Now, I finally have some breathing space. Enter: this week-long retreat. Hypatia-in-the-woods. I packed my computer, printer, books, both manuscripts, and some collage supplies (for evening art-making, if so inspired), and drove two hours south to Shelton, a town outside of Olympia, my old college stomping grounds and Matthew’s hometown. It felt a homecoming of sorts. Back to the last place I lived before I was married or with a child. Back to a familiar, yet also distant and foreign, immersion in solitude and nature. Back to a span of days before me where my sole goal is to sit at a desk and write. What a luxury! It feels like a circle completing itself from the last time I worked on this project, in a cabin at Hedgebrook, while pregnant. Yet now, as a mom, I understand this luxury in a whole new context. And not just to write for seven whole days, but also to read and make art at night to my heart’s content! It is hard to describe how happy and grateful I am to be here.

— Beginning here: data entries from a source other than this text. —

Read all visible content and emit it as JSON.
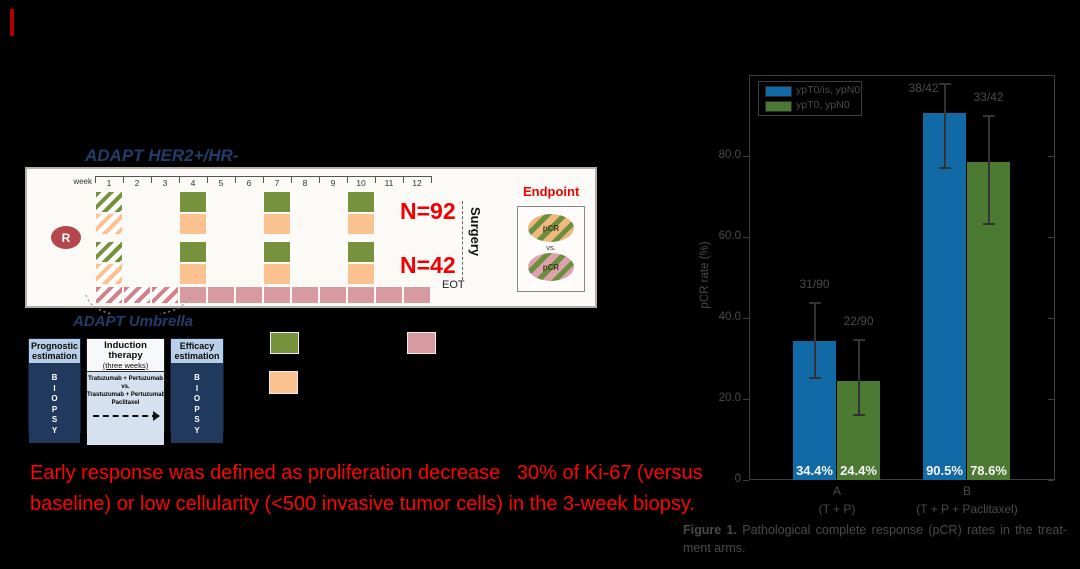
{
  "schema": {
    "title": "ADAPT HER2+/HR-",
    "week_label": "week",
    "weeks": [
      "1",
      "2",
      "3",
      "4",
      "5",
      "6",
      "7",
      "8",
      "9",
      "10",
      "11",
      "12"
    ],
    "randomization_label": "R",
    "arm1_n": "N=92",
    "arm2_n": "N=42",
    "surgery_label": "Surgery",
    "eot_label": "EOT",
    "endpoint": {
      "title": "Endpoint",
      "top_ellipse_label": "pCR",
      "vs_label": "vs.",
      "bottom_ellipse_label": "pCR"
    },
    "colors": {
      "green": "#76923d",
      "orange": "#fbc18f",
      "pink": "#d79aa0",
      "r_circle": "#b5464b",
      "title_blue": "#1f3e6b",
      "red": "#f20000"
    }
  },
  "umbrella": {
    "title": "ADAPT Umbrella",
    "left_box": {
      "header": "Prognostic estimation",
      "body_letters": "BIOPSY"
    },
    "middle_box": {
      "header": "Induction therapy",
      "subheader": "(three weeks)",
      "line1": "Tratuzumab + Pertuzumab",
      "line2": "vs.",
      "line3": "Trastuzumab + Pertuzumab +",
      "line4": "Paclitaxel"
    },
    "right_box": {
      "header": "Efficacy estimation",
      "body_letters": "BIOPSY"
    }
  },
  "note": {
    "line1": "Early response was defined as proliferation decrease   30% of Ki-67 (versus",
    "line2": "baseline) or low cellularity (<500 invasive tumor cells) in the 3-week biopsy.",
    "color": "#fe0404"
  },
  "chart_data": {
    "type": "bar",
    "title": "",
    "xlabel": "",
    "ylabel": "pCR rate (%)",
    "ylim": [
      0,
      100
    ],
    "yticks": [
      0,
      20,
      40,
      60,
      80
    ],
    "ytick_labels": [
      "0",
      "20.0",
      "40.0",
      "60.0",
      "80.0"
    ],
    "grid": false,
    "legend_position": "upper left",
    "groups": [
      {
        "label": "A",
        "sublabel": "(T + P)"
      },
      {
        "label": "B",
        "sublabel": "(T + P + Paclitaxel)"
      }
    ],
    "series": [
      {
        "name": "ypT0/is, ypN0",
        "color": "#1169a6",
        "values": [
          34.4,
          90.5
        ],
        "value_labels": [
          "34.4%",
          "90.5%"
        ],
        "fractions": [
          "31/90",
          "38/42"
        ],
        "err_low": [
          25.3,
          77.1
        ],
        "err_high": [
          43.8,
          97.8
        ]
      },
      {
        "name": "ypT0, ypN0",
        "color": "#4d7a33",
        "values": [
          24.4,
          78.6
        ],
        "value_labels": [
          "24.4%",
          "78.6%"
        ],
        "fractions": [
          "22/90",
          "33/42"
        ],
        "err_low": [
          16.0,
          63.3
        ],
        "err_high": [
          34.5,
          89.9
        ]
      }
    ]
  },
  "caption": {
    "line1_bold": "Figure 1.",
    "line1_rest": " Pathological complete response (pCR) rates in the treat-",
    "line2": "ment arms."
  }
}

Yesterday, it was all I could do but sit in a chair, read, and scribble a few lines of this gratitude. But today, I am warming up to a more productive, humming mode of creativity. I’ve given the old manuscript a thorough reading. I’ve made notes about what pieces (or whole sections) might still be missing or how others might be rearranged. I’ve poured over a few multiple drafts of the same chapter, in order to figure out which to throw out or keep or integrate together. In short, I’m already feeling reinvested in this work. True, it also feels very daunting right now to think about re-immersing myself in a new book when I don’t even have an agent, much less a book deal for the first one. But, that’s precisely what this week is for. To get over the daunting-ness. I knew that it would be hard to make that transition in my normal day-to-day where I’m still lucky to squeeze out a few hours of writing time most weeks, and that the ideal way to “re-enter” would be to spend a few concentrated days with the material, and to give myself the gift of this in between breath, this interlude, this transition.
So now it’s 4:00. The day feels long and spacious, especially without T.V., Internet, or even cell reception. I’ve been listening for hours to an old, mellow world music mix on my I-pod player. The sky is blue. The forest beckons. I’m ready to get dressed, go out, and then come home to my cabin again and eat, read, and sink into the evening hours. Tomorrow, I think I’ll be ready to dive into new writing. And to practice staying open and receptive to the moment and how it calls me to follow one subject or another, and one form or another-- be it list-making, free-writing, editing, or poetry. Yes, poetry! After my walk yesterday I found myself spontaneously writing in verse. This hasn’t happened in a VERY long time, and I’ve always hesitated to call anything I write poetry. That tells me something about the ripe potency of this week to come.